Идея читательского «соучастия» развивалась в сочинениях филологов символистского круга. Уже Валерий Брюсов в первом выпуске «Русских символистов» писал: «Не только поэт-символист, но и его читатель должны обладать чуткой душой и вообще тонко развитой организацией. В символическое произведение надо вчитаться; воображение должно воссоздать только намеченную мысль автора»[62]. Ему вторил Вячеслав Иванов: «О символизме можно говорить, лишь изучая произведение в его отношении к субъекту воспринимающему»[63]. Мысли о важности участия читателя в создании художественного образа в разное время высказывали Николай Гумилев, Осип Мандельштам[64]. Эстетику читателя развивал выдающийся русский мыслитель ХХ века Михаил Бахтин[65]. В середине ХХ века охарактеризованный комплекс представлений получил развитие на европейской почве: сначала в работах польского филолога Романа Ингардена, а затем у немецких ученых Ханса Роберта Яусса и Вольфа Изера[66]. Возникло направление, называемое «рецептивная эстетика», которое сегодня является ведущим в современной гуманитарной науке, как европейской, так и российской.

 

Однако у рецептивной эстетики, как у всякой теоретической концепции, есть возможности радикального осмысления, спекулятивного использования. Во второй половине ХХ века такие версии осмысления получили распространение, особенно на западной почве. Так, известный американский художник-авангардист и философ Дональд Джадд в 1960-е годы заявлял: «Если кто-то называет это искусством, то это искусство». Эта фраза, ставшая крылатой, свидетельствует о том, что в сознании европейской культуры само качество художественности сделалось прерогативой восприятия: это художественно, если я или кто-то находит это таковым. При таком подходе художественным может быть объявлен абсолютно любой объект, включая бытовой и промышленный мусор или детские каракули, – что и проделывалось неоднократно адептами авангардизма. И конечно, экспериментальные тексты концептуального искусства тоже обладают полным правом претендовать на эстетизм.

 

Мы не случайно останавливаемся так подробно на эстетических основаниях новейшего искусства. Все эти подробности новых теорий искусства важны, потому что современность складывается именно в контексте этих эстетических воззрений. Мы можем относиться к ним как угодно, однако необходимо знать и понимать, как новый опыт искусства находит соответствие и оправдание в современной эстетике.

 

Концептуализм уже к началу 1990-х сделался довольно односторонним течением. Деконструкция советской мифологии превратилась в самодостаточное занятие, и переросла в деконструкцию культуры вообще. Этот путь прошли и Дмитрий Пригов, и Тимур Кибиров, и Владимир Сорокин.
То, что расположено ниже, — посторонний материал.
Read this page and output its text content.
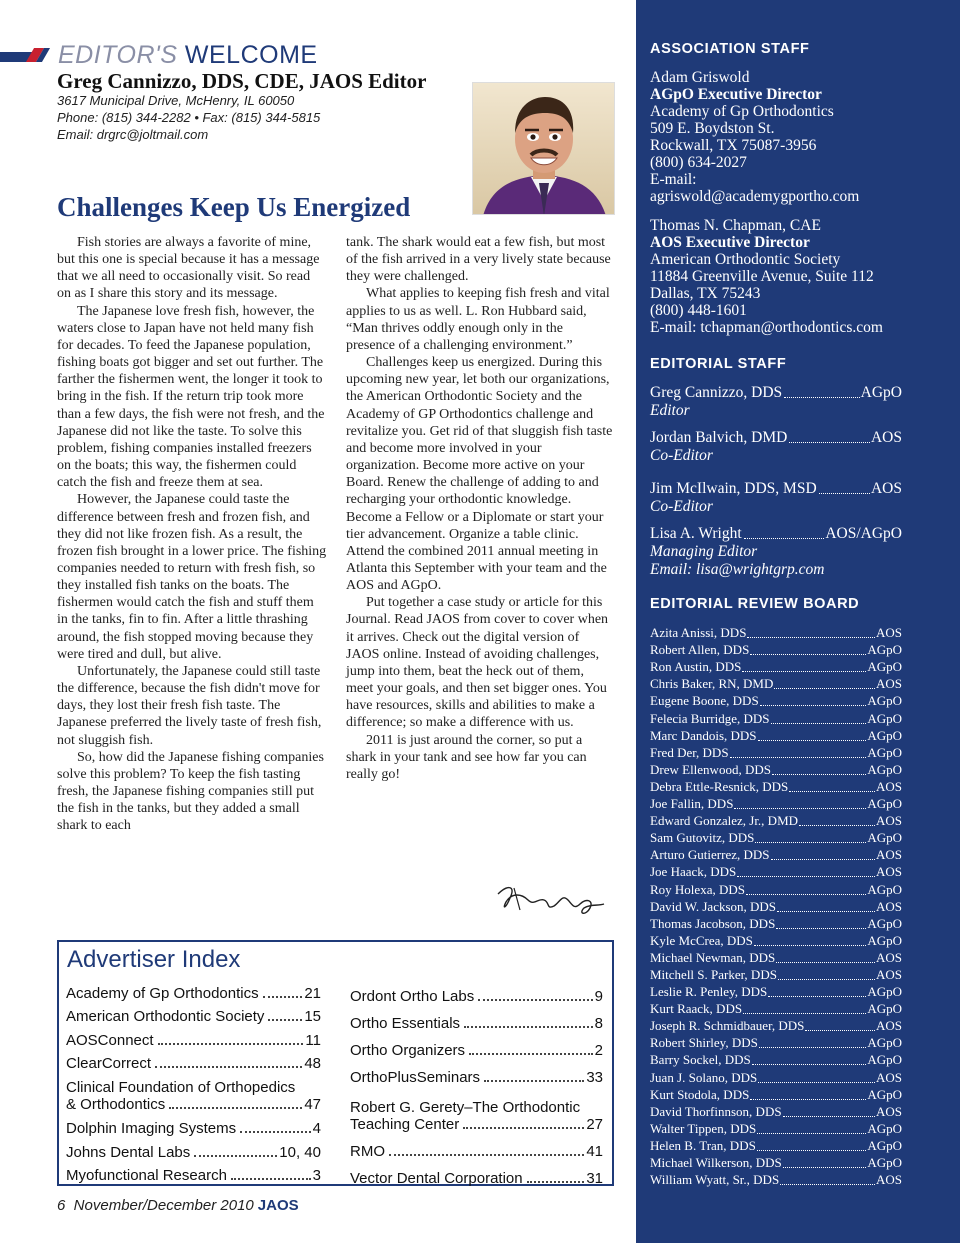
EDITOR'S WELCOME
Greg Cannizzo, DDS, CDE, JAOS Editor
3617 Municipal Drive, McHenry, IL 60050
Phone: (815) 344-2282 • Fax: (815) 344-5815
Email: drgrc@joltmail.com
Challenges Keep Us Energized

Fish stories are always a favorite of mine, but this one is special because it has a message that we all need to occasionally visit. So read on as I share this story and its message.

The Japanese love fresh fish, however, the waters close to Japan have not held many fish for decades. To feed the Japanese population, fishing boats got bigger and set out further. The farther the fishermen went, the longer it took to bring in the fish. If the return trip took more than a few days, the fish were not fresh, and the Japanese did not like the taste. To solve this problem, fishing companies installed freezers on the boats; this way, the fishermen could catch the fish and freeze them at sea.

However, the Japanese could taste the difference between fresh and frozen fish, and they did not like frozen fish. As a result, the frozen fish brought in a lower price. The fishing companies needed to return with fresh fish, so they installed fish tanks on the boats. The fishermen would catch the fish and stuff them in the tanks, fin to fin. After a little thrashing around, the fish stopped moving because they were tired and dull, but alive.

Unfortunately, the Japanese could still taste the difference, because the fish didn't move for days, they lost their fresh fish taste. The Japanese preferred the lively taste of fresh fish, not sluggish fish.

So, how did the Japanese fishing companies solve this problem? To keep the fish tasting fresh, the Japanese fishing companies still put the fish in the tanks, but they added a small shark to each

tank. The shark would eat a few fish, but most of the fish arrived in a very lively state because they were challenged.

What applies to keeping fish fresh and vital applies to us as well. L. Ron Hubbard said, “Man thrives oddly enough only in the presence of a challenging environment.”

Challenges keep us energized. During this upcoming new year, let both our organizations, the American Orthodontic Society and the Academy of GP Orthodontics challenge and revitalize you. Get rid of that sluggish fish taste and become more involved in your organization. Become more active on your Board. Renew the challenge of adding to and recharging your orthodontic knowledge. Become a Fellow or a Diplomate or start your tier advancement. Organize a table clinic. Attend the combined 2011 annual meeting in Atlanta this September with your team and the AOS and AGpO.

Put together a case study or article for this Journal. Read JAOS from cover to cover when it arrives. Check out the digital version of JAOS online. Instead of avoiding challenges, jump into them, beat the heck out of them, meet your goals, and then set bigger ones. You have resources, skills and abilities to make a difference; so make a difference with us.

2011 is just around the corner, so put a shark in your tank and see how far you can really go!

Advertiser Index
Academy of Gp Orthodontics	21
American Orthodontic Society	15
AOSConnect	11
ClearCorrect	48
Clinical Foundation of Orthopedics
& Orthodontics	47
Dolphin Imaging Systems	4
Johns Dental Labs	10, 40
Myofunctional Research	3
Ordont Ortho Labs	9
Ortho Essentials	8
Ortho Organizers	2
OrthoPlusSeminars	33
Robert G. Gerety–The Orthodontic
Teaching Center	27
RMO	41
Vector Dental Corporation	31
6  November/December 2010 JAOS
ASSOCIATION STAFF
Adam Griswold
AGpO Executive Director
Academy of Gp Orthodontics
509 E. Boydston St.
Rockwall, TX 75087-3956
(800) 634-2027
E-mail:
agriswold@academygportho.com
Thomas N. Chapman, CAE
AOS Executive Director
American Orthodontic Society
11884 Greenville Avenue, Suite 112
Dallas, TX 75243
(800) 448-1601
E-mail: tchapman@orthodontics.com
EDITORIAL STAFF
Greg Cannizzo, DDS	AGpO
Editor
Jordan Balvich, DMD	AOS
Co-Editor
Jim McIlwain, DDS, MSD	AOS
Co-Editor
Lisa A. Wright	AOS/AGpO
Managing Editor
Email: lisa@wrightgrp.com
EDITORIAL REVIEW BOARD
Azita Anissi, DDS	AOS
Robert Allen, DDS	AGpO
Ron Austin, DDS	AGpO
Chris Baker, RN, DMD	AOS
Eugene Boone, DDS	AGpO
Felecia Burridge, DDS	AGpO
Marc Dandois, DDS	AGpO
Fred Der, DDS	AGpO
Drew Ellenwood, DDS	AGpO
Debra Ettle-Resnick, DDS	AOS
Joe Fallin, DDS	AGpO
Edward Gonzalez, Jr., DMD	AOS
Sam Gutovitz, DDS	AGpO
Arturo Gutierrez, DDS	AOS
Joe Haack, DDS	AOS
Roy Holexa, DDS	AGpO
David W. Jackson, DDS	AOS
Thomas Jacobson, DDS	AGpO
Kyle McCrea, DDS	AGpO
Michael Newman, DDS	AOS
Mitchell S. Parker, DDS	AOS
Leslie R. Penley, DDS	AGpO
Kurt Raack, DDS	AGpO
Joseph R. Schmidbauer, DDS	AOS
Robert Shirley, DDS	AGpO
Barry Sockel, DDS	AGpO
Juan J. Solano, DDS	AOS
Kurt Stodola, DDS	AGpO
David Thorfinnson, DDS	AOS
Walter Tippen, DDS	AGpO
Helen B. Tran, DDS	AGpO
Michael Wilkerson, DDS	AGpO
William Wyatt, Sr., DDS	AOS
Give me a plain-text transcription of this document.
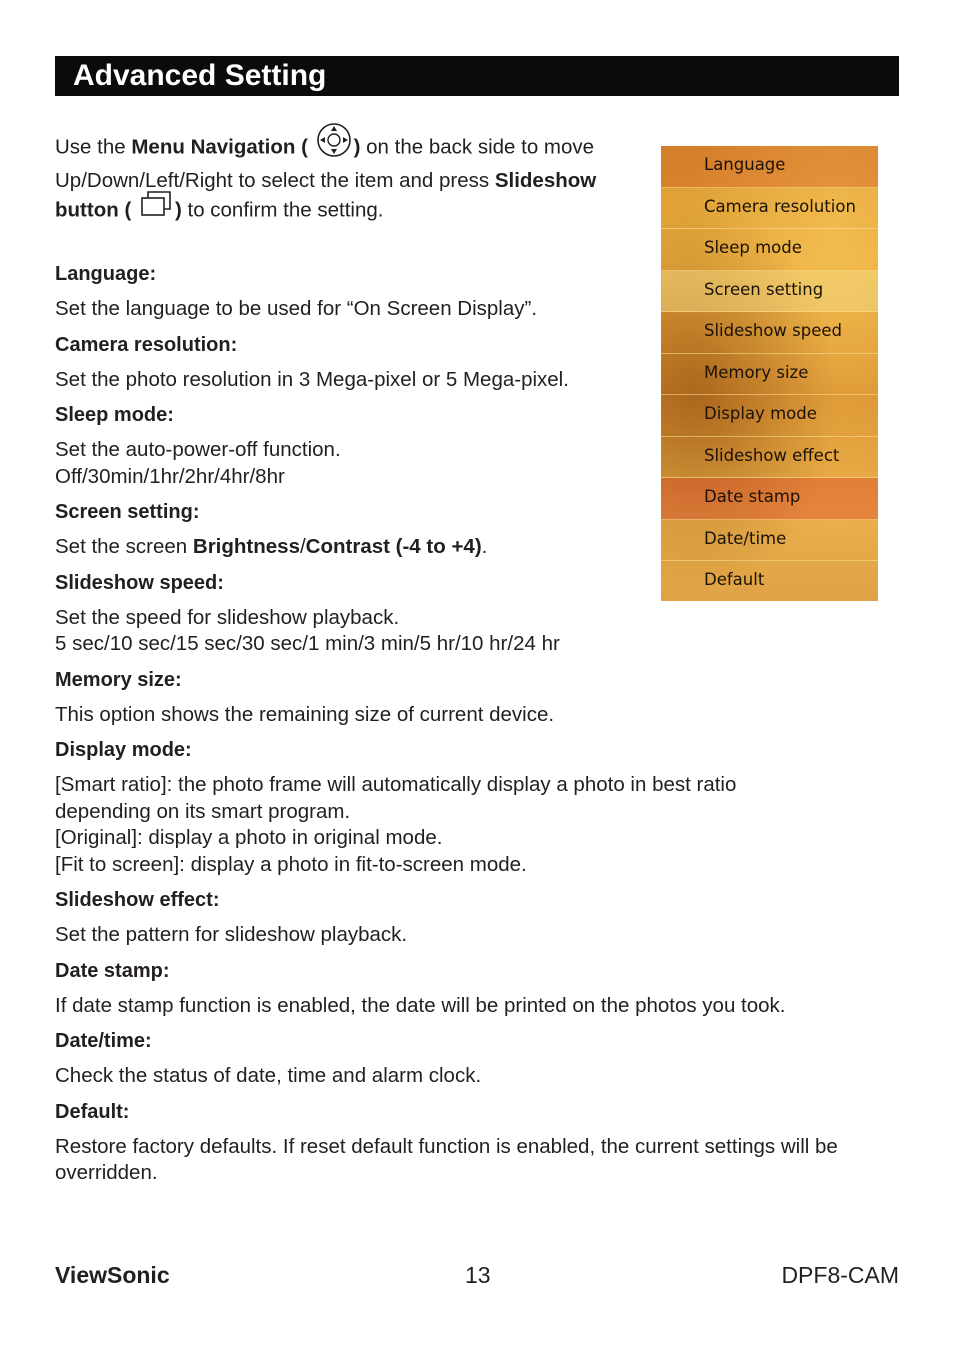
Advanced Setting
Use the Menu Navigation ( ) on the back side to move Up/Down/Left/Right to select the item and press Slideshow button ( ) to confirm the setting.
Language
Camera resolution
Sleep mode
Screen setting
Slideshow speed
Memory size
Display mode
Slideshow effect
Date stamp
Date/time
Default

Language:

Set the language to be used for “On Screen Display”.

Camera resolution:

Set the photo resolution in 3 Mega-pixel or 5 Mega-pixel.

Sleep mode:

Set the auto-power-off function.
Off/30min/1hr/2hr/4hr/8hr

Screen setting:

Set the screen Brightness/Contrast (-4 to +4).

Slideshow speed:

Set the speed for slideshow playback.
5 sec/10 sec/15 sec/30 sec/1 min/3 min/5 hr/10 hr/24 hr

Memory size:

This option shows the remaining size of current device.

Display mode:

[Smart ratio]: the photo frame will automatically display a photo in best ratio depending on its smart program.
[Original]: display a photo in original mode.
[Fit to screen]: display a photo in fit-to-screen mode.

Slideshow effect:

Set the pattern for slideshow playback.

Date stamp:

If date stamp function is enabled, the date will be printed on the photos you took.

Date/time:

Check the status of date, time and alarm clock.

Default:

Restore factory defaults. If reset default function is enabled, the current settings will be overridden.

ViewSonic	13	DPF8-CAM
Кибирову, как мы увидели, было изначально свойственно стремление оперировать цитатами из классики, а не из советской литературы. Пригов тоже поворачивает внимание «к корням»: «Коль смолоду честь не беречь // Что к старости-то станется…», с реминисценцией известного эпиграфа к «Капитанской дочке». Сорокин в романе под названием «Роман» осуществил убедительную стилизацию повествовательной манеры бунинско-шмелёвской прозы – а на последних шестидесяти страницах показал, как герой, обнаружив свою сущность маньяка-убийцы, ночью вырезал всю деревню и покончил с собой. Стиль, таким способом, обнаружил свою условность, оказался деконструирован… Но это всё после конца 1980-х – не более чем тиражирование знакомого готового приёма. Сергей Гандлевский безжалостно, однако точно указал на обречённость художника-концептуалиста, поместившего деконструкцию на знамя собственного творчества: «Смех превращается в работу, шутник становится назойливым, карнавал оборачивается скукой. <…> Лицевая мускулатура одеревеневает в обязательной весёлой гримасе. Рождённый позывом к свободе, смех становится её врагом, присягой»[67].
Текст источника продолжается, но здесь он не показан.